Robert Desimone will lead a team studying vascular interfaces for brain imaging and stimulation. Co-principal investigators include Ed Boyden, associate professor at the MIT Media Lab, McGovern Institute, and departments of BCS and Biological Engineering; head of MIT’s Synthetic Neurobiology Group, and co-director of MIT’s Center for Neurobiological Engineering; and Elazer Edelman, the Thomas D. and Virginia W. Cabot Professor of Health Sciences and Technology in IMES and director of the Harvard-MIT Biomedical Engineering Center. Collaborators on this project include: Rodolfo Llinas (New York University), George Church (Harvard University), Jan Rabaey (University of California at Berkeley), Pablo Blinder (Tel Aviv University), Eric Leuthardt (Washington University/St. Louis), Michel Maharbiz (Berkeley), Jose Carmena (Berkeley), Elad Alon (Berkeley), Colin Derdeyn (Washington University in St. Louis), Lowell Wood (Bill and Melinda Gates Foundation), Xue Han (Boston University), and Adam Marblestone (MIT).

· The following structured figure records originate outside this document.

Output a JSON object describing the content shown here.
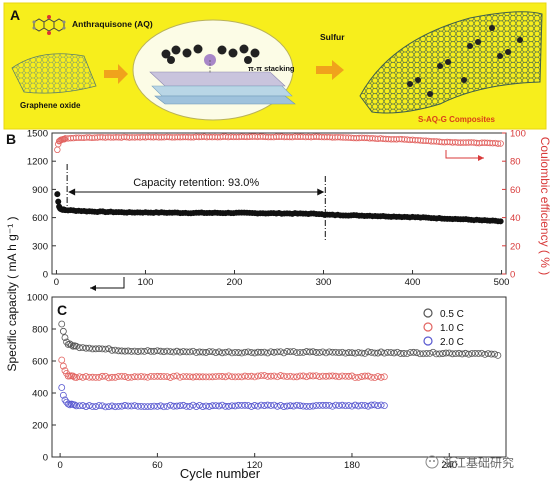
{
  "panel_a": {
    "letter": "A",
    "aq_label": "Anthraquisone (AQ)",
    "go_label": "Graphene oxide",
    "stacking_label": "π-π stacking",
    "sulfur_label": "Sulfur",
    "composite_label": "S-AQ-G Composites",
    "colors": {
      "background": "#f7ee1c",
      "arrow": "#f0a21c",
      "composite_text": "#d9401a"
    }
  },
  "shared": {
    "ylabel": "Specific capacity ( mA h g⁻¹ )",
    "xlabel": "Cycle number"
  },
  "watermark": "浙江基础研究",
  "chart_data": [
    {
      "id": "B",
      "type": "scatter",
      "letter": "B",
      "xlim": [
        -5,
        505
      ],
      "xticks": [
        0,
        100,
        200,
        300,
        400,
        500
      ],
      "ylim": [
        0,
        1500
      ],
      "yticks": [
        0,
        300,
        600,
        900,
        1200,
        1500
      ],
      "y2lim": [
        0,
        100
      ],
      "y2ticks": [
        0,
        20,
        40,
        60,
        80,
        100
      ],
      "y2label": "Coulombic efficiency ( % )",
      "annotation": "Capacity retention: 93.0%",
      "annotation_range": [
        12,
        302
      ],
      "series": [
        {
          "axis": "left",
          "color": "#111111",
          "filled": true,
          "points": [
            [
              1,
              850
            ],
            [
              2,
              770
            ],
            [
              3,
              720
            ],
            [
              4,
              700
            ],
            [
              5,
              690
            ],
            [
              10,
              680
            ],
            [
              20,
              675
            ],
            [
              40,
              665
            ],
            [
              60,
              660
            ],
            [
              80,
              655
            ],
            [
              100,
              655
            ],
            [
              150,
              650
            ],
            [
              200,
              650
            ],
            [
              250,
              645
            ],
            [
              298,
              640
            ],
            [
              300,
              625
            ],
            [
              302,
              630
            ],
            [
              350,
              620
            ],
            [
              400,
              605
            ],
            [
              450,
              585
            ],
            [
              500,
              560
            ]
          ]
        },
        {
          "axis": "right",
          "color": "#e26461",
          "filled": false,
          "points": [
            [
              1,
              88
            ],
            [
              2,
              92
            ],
            [
              3,
              94
            ],
            [
              5,
              95
            ],
            [
              10,
              96
            ],
            [
              20,
              96.5
            ],
            [
              60,
              97
            ],
            [
              100,
              97
            ],
            [
              200,
              97.3
            ],
            [
              300,
              97.2
            ],
            [
              340,
              96.5
            ],
            [
              400,
              95.2
            ],
            [
              430,
              93.8
            ],
            [
              450,
              93.4
            ],
            [
              500,
              92.6
            ]
          ]
        }
      ]
    },
    {
      "id": "C",
      "type": "scatter",
      "letter": "C",
      "xlim": [
        -5,
        275
      ],
      "xticks": [
        0,
        60,
        120,
        180,
        240
      ],
      "ylim": [
        0,
        1000
      ],
      "yticks": [
        0,
        200,
        400,
        600,
        800,
        1000
      ],
      "legend_position": "top-right",
      "series": [
        {
          "name": "0.5 C",
          "color": "#555555",
          "points": [
            [
              1,
              830
            ],
            [
              2,
              790
            ],
            [
              3,
              745
            ],
            [
              4,
              720
            ],
            [
              5,
              705
            ],
            [
              10,
              690
            ],
            [
              20,
              680
            ],
            [
              40,
              665
            ],
            [
              60,
              660
            ],
            [
              100,
              655
            ],
            [
              150,
              655
            ],
            [
              200,
              652
            ],
            [
              250,
              648
            ],
            [
              270,
              640
            ]
          ]
        },
        {
          "name": "1.0 C",
          "color": "#e26461",
          "points": [
            [
              1,
              610
            ],
            [
              2,
              570
            ],
            [
              3,
              540
            ],
            [
              4,
              520
            ],
            [
              5,
              505
            ],
            [
              10,
              500
            ],
            [
              20,
              500
            ],
            [
              50,
              500
            ],
            [
              100,
              505
            ],
            [
              150,
              505
            ],
            [
              200,
              500
            ]
          ]
        },
        {
          "name": "2.0 C",
          "color": "#5858d0",
          "points": [
            [
              1,
              430
            ],
            [
              2,
              390
            ],
            [
              3,
              360
            ],
            [
              4,
              340
            ],
            [
              6,
              330
            ],
            [
              10,
              320
            ],
            [
              30,
              318
            ],
            [
              100,
              320
            ],
            [
              150,
              320
            ],
            [
              200,
              322
            ]
          ]
        }
      ]
    }
  ]
}
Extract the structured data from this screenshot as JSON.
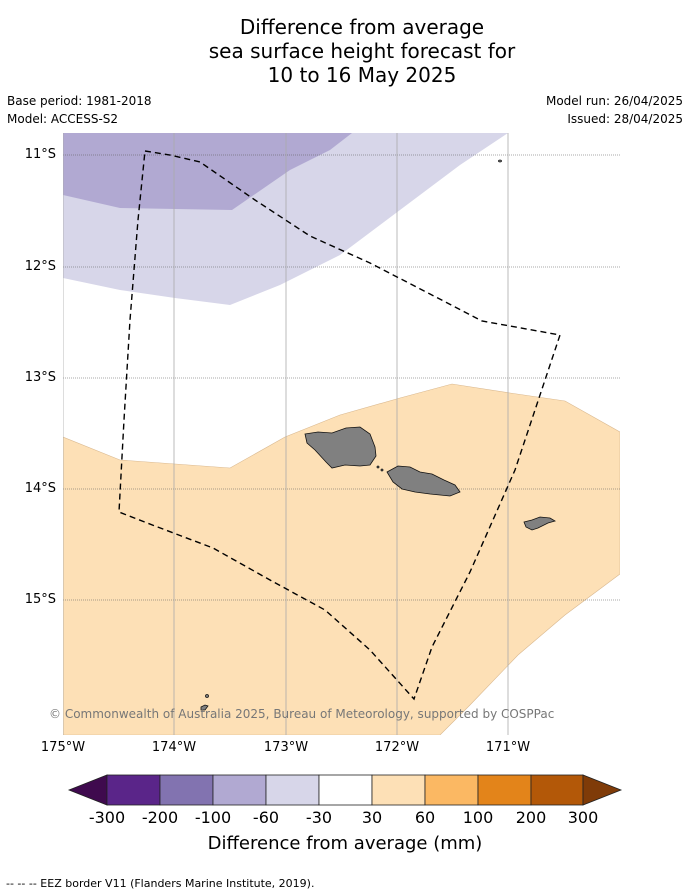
{
  "header": {
    "title_lines": [
      "Difference from average",
      "sea surface height forecast for",
      "10 to 16 May 2025"
    ],
    "base_period": "Base period: 1981-2018",
    "model": "Model: ACCESS-S2",
    "model_run": "Model run: 26/04/2025",
    "issued": "Issued: 28/04/2025"
  },
  "map": {
    "lat_labels": [
      "11°S",
      "12°S",
      "13°S",
      "14°S",
      "15°S"
    ],
    "lon_labels": [
      "175°W",
      "174°W",
      "173°W",
      "172°W",
      "171°W"
    ],
    "credit": "© Commonwealth of Australia 2025, Bureau of Meteorology, supported by COSPPac",
    "extent": {
      "lon_min": -175,
      "lon_max": -170,
      "lat_min": -16.2,
      "lat_max": -10.8
    }
  },
  "colorbar": {
    "ticks": [
      "-300",
      "-200",
      "-100",
      "-60",
      "-30",
      "30",
      "60",
      "100",
      "200",
      "300"
    ],
    "colors": [
      "#3f0a4e",
      "#5a2589",
      "#8273b0",
      "#b1a9d2",
      "#d7d6e9",
      "#ffffff",
      "#fde0b6",
      "#fbb863",
      "#e3841a",
      "#b35808",
      "#7f3b08"
    ],
    "title": "Difference from average (mm)"
  },
  "legend": {
    "eez_note": "-- -- -- EEZ border V11 (Flanders Marine Institute, 2019)."
  }
}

Ed Boyden will be co-principal investigator with Mark Bathe, associate professor of biological engineering, and Peng Yin of Harvard on a project to study ultra-multiplexed nanoscale in situ proteomics for understanding synapse types.

Alan Jasanoff, associate professor of biological engineering and director of the MIT Center for Neurobiological Engineering, will lead a team looking at calcium sensors for molecular fMRI. Stephen Lippard, the Arthur Amos Noyes Professor of Chemistry, is co-principal investigator.

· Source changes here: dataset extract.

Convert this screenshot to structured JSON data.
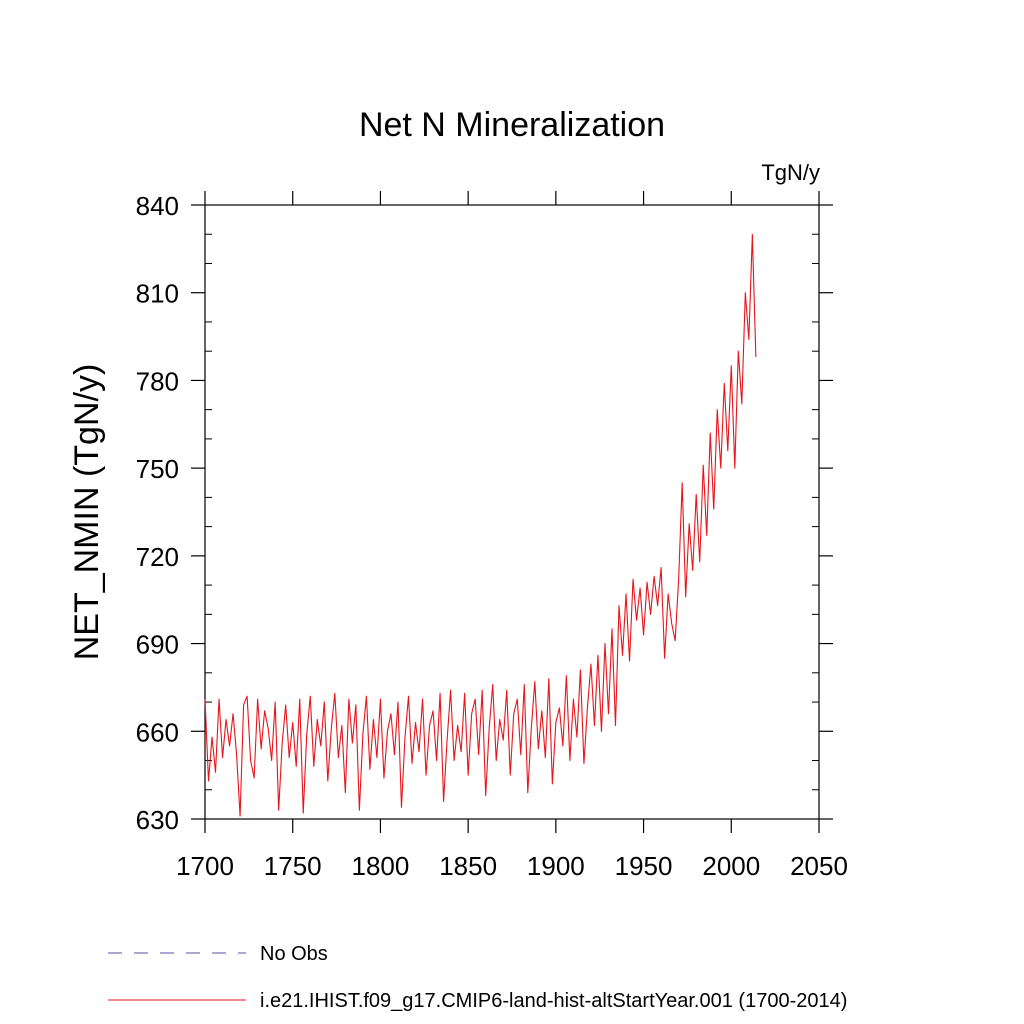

In addition, Sur and Wickersham also received BRAIN Early Concept Grants for Exploratory Research (EAGER) from the National Science Foundation (NSF). Sur will focus on massive-scale multi-area single neuron recordings to reveal circuits underlying short-term memory. Wickersham, in collaboration with Li-Huei Tsai, Kay Tye, and Robert Desimone, will develop cell-type specific optogenetics in wild-type animals. Additional information about NSF support of the BRAIN initiative can be found at NSF.gov/brain.

The BRAIN Initiative, spearheaded by President Obama in April 2013, challenges the nation’s leading scientists to advance our sophisticated understanding of the human mind and discover new ways to treat, prevent, and cure neurological disorders like Alzheimer’s, schizophrenia, autism, and traumatic brain injury. The scientific community is charged with accelerating the invention of cutting-edge technologies that can produce dynamic images of complex neural circuits and illuminate the interaction of lightning-fast brain cells. The new capabilities are expected to provide greater insights into how brain functionality is linked to behavior, learning, memory, and the underlying mechanisms of debilitating disease. BRAIN was launched with approximately $100 million in initial investments from the NIH, the National Science Foundation, and the Defense Advanced Research Projects Agency (DARPA).

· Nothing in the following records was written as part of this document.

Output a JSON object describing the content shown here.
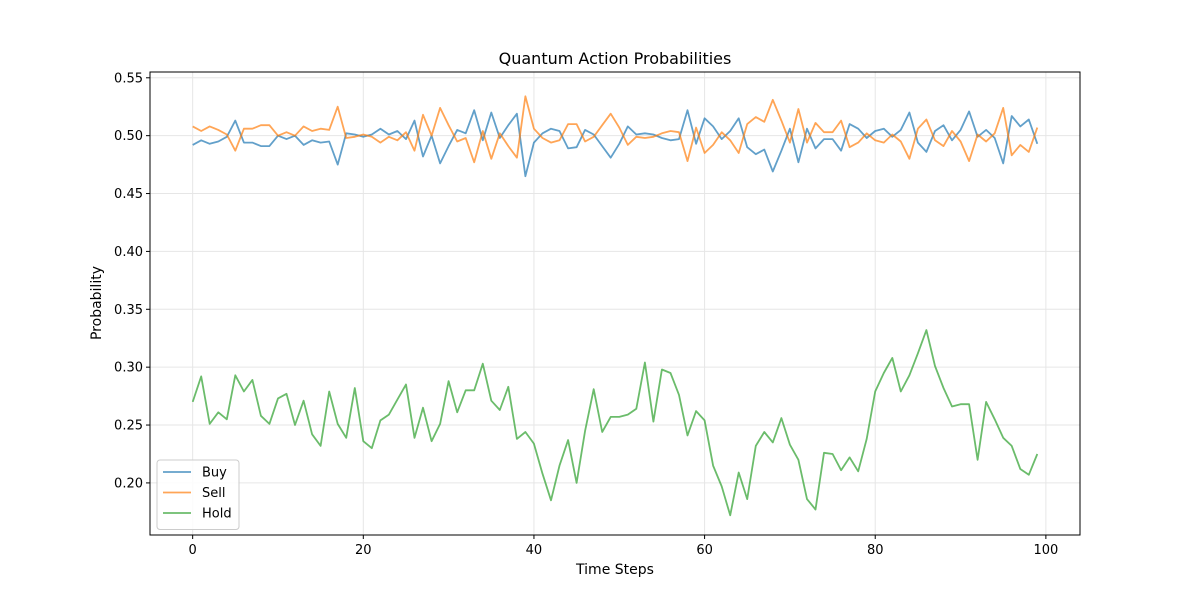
{
  "chart_data": {
    "type": "line",
    "title": "Quantum Action Probabilities",
    "xlabel": "Time Steps",
    "ylabel": "Probability",
    "xlim": [
      -5,
      104
    ],
    "ylim": [
      0.155,
      0.555
    ],
    "xticks": [
      0,
      20,
      40,
      60,
      80,
      100
    ],
    "yticks": [
      0.2,
      0.25,
      0.3,
      0.35,
      0.4,
      0.45,
      0.5,
      0.55
    ],
    "grid": true,
    "legend_position": "lower-left",
    "x": [
      0,
      1,
      2,
      3,
      4,
      5,
      6,
      7,
      8,
      9,
      10,
      11,
      12,
      13,
      14,
      15,
      16,
      17,
      18,
      19,
      20,
      21,
      22,
      23,
      24,
      25,
      26,
      27,
      28,
      29,
      30,
      31,
      32,
      33,
      34,
      35,
      36,
      37,
      38,
      39,
      40,
      41,
      42,
      43,
      44,
      45,
      46,
      47,
      48,
      49,
      50,
      51,
      52,
      53,
      54,
      55,
      56,
      57,
      58,
      59,
      60,
      61,
      62,
      63,
      64,
      65,
      66,
      67,
      68,
      69,
      70,
      71,
      72,
      73,
      74,
      75,
      76,
      77,
      78,
      79,
      80,
      81,
      82,
      83,
      84,
      85,
      86,
      87,
      88,
      89,
      90,
      91,
      92,
      93,
      94,
      95,
      96,
      97,
      98,
      99
    ],
    "series": [
      {
        "name": "Buy",
        "color": "#1f77b4",
        "values": [
          0.492,
          0.496,
          0.493,
          0.495,
          0.499,
          0.513,
          0.494,
          0.494,
          0.491,
          0.491,
          0.5,
          0.497,
          0.5,
          0.492,
          0.496,
          0.494,
          0.495,
          0.475,
          0.502,
          0.501,
          0.499,
          0.501,
          0.506,
          0.501,
          0.504,
          0.497,
          0.513,
          0.482,
          0.5,
          0.476,
          0.491,
          0.505,
          0.502,
          0.522,
          0.496,
          0.52,
          0.498,
          0.509,
          0.519,
          0.465,
          0.494,
          0.502,
          0.506,
          0.504,
          0.489,
          0.49,
          0.505,
          0.501,
          0.491,
          0.481,
          0.493,
          0.508,
          0.501,
          0.502,
          0.501,
          0.498,
          0.496,
          0.497,
          0.522,
          0.493,
          0.515,
          0.508,
          0.497,
          0.504,
          0.515,
          0.49,
          0.484,
          0.488,
          0.469,
          0.487,
          0.506,
          0.477,
          0.506,
          0.489,
          0.497,
          0.497,
          0.487,
          0.51,
          0.506,
          0.498,
          0.504,
          0.506,
          0.499,
          0.505,
          0.52,
          0.494,
          0.486,
          0.504,
          0.509,
          0.496,
          0.505,
          0.521,
          0.499,
          0.505,
          0.498,
          0.476,
          0.517,
          0.508,
          0.514,
          0.493
        ]
      },
      {
        "name": "Sell",
        "color": "#ff7f0e",
        "values": [
          0.508,
          0.504,
          0.508,
          0.505,
          0.501,
          0.487,
          0.506,
          0.506,
          0.509,
          0.509,
          0.5,
          0.503,
          0.5,
          0.508,
          0.504,
          0.506,
          0.505,
          0.525,
          0.498,
          0.499,
          0.501,
          0.499,
          0.494,
          0.499,
          0.496,
          0.503,
          0.487,
          0.518,
          0.5,
          0.524,
          0.509,
          0.495,
          0.498,
          0.477,
          0.504,
          0.48,
          0.502,
          0.491,
          0.481,
          0.534,
          0.506,
          0.498,
          0.494,
          0.496,
          0.51,
          0.51,
          0.495,
          0.499,
          0.509,
          0.519,
          0.507,
          0.492,
          0.499,
          0.498,
          0.499,
          0.502,
          0.504,
          0.503,
          0.478,
          0.507,
          0.485,
          0.492,
          0.503,
          0.496,
          0.485,
          0.51,
          0.516,
          0.512,
          0.531,
          0.513,
          0.494,
          0.523,
          0.494,
          0.511,
          0.503,
          0.503,
          0.513,
          0.49,
          0.494,
          0.502,
          0.496,
          0.494,
          0.501,
          0.495,
          0.48,
          0.506,
          0.514,
          0.496,
          0.491,
          0.504,
          0.495,
          0.478,
          0.501,
          0.495,
          0.502,
          0.524,
          0.483,
          0.492,
          0.486,
          0.507
        ]
      },
      {
        "name": "Hold",
        "color": "#2ca02c",
        "values": [
          0.27,
          0.292,
          0.251,
          0.261,
          0.255,
          0.293,
          0.279,
          0.289,
          0.258,
          0.251,
          0.273,
          0.277,
          0.25,
          0.271,
          0.242,
          0.232,
          0.279,
          0.251,
          0.239,
          0.282,
          0.236,
          0.23,
          0.254,
          0.259,
          0.272,
          0.285,
          0.239,
          0.265,
          0.236,
          0.251,
          0.288,
          0.261,
          0.28,
          0.28,
          0.303,
          0.271,
          0.263,
          0.283,
          0.238,
          0.244,
          0.234,
          0.208,
          0.185,
          0.215,
          0.237,
          0.2,
          0.245,
          0.281,
          0.244,
          0.257,
          0.257,
          0.259,
          0.264,
          0.304,
          0.253,
          0.298,
          0.295,
          0.276,
          0.241,
          0.262,
          0.254,
          0.215,
          0.197,
          0.172,
          0.209,
          0.186,
          0.232,
          0.244,
          0.235,
          0.256,
          0.233,
          0.22,
          0.186,
          0.177,
          0.226,
          0.225,
          0.211,
          0.222,
          0.21,
          0.238,
          0.279,
          0.295,
          0.308,
          0.279,
          0.293,
          0.312,
          0.332,
          0.301,
          0.282,
          0.266,
          0.268,
          0.268,
          0.22,
          0.27,
          0.255,
          0.239,
          0.232,
          0.212,
          0.207,
          0.225
        ]
      }
    ]
  }
}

BRAIN Initiative scientists are engaged in a challenging and transformative endeavor to explore how our minds instantaneously processes, store, and retrieve vast quantities of information. Their discoveries will unlock many of the remaining mysteries inherent in the brain’s billions of neurons and trillions of connections, leading to a deeper understanding of the underlying causes of many neurological and psychiatric conditions. Their findings will enable scientists and doctors to develop the groundbreaking arsenal of tools and technologies required to more effectively treat those suffering from these devastating disorders.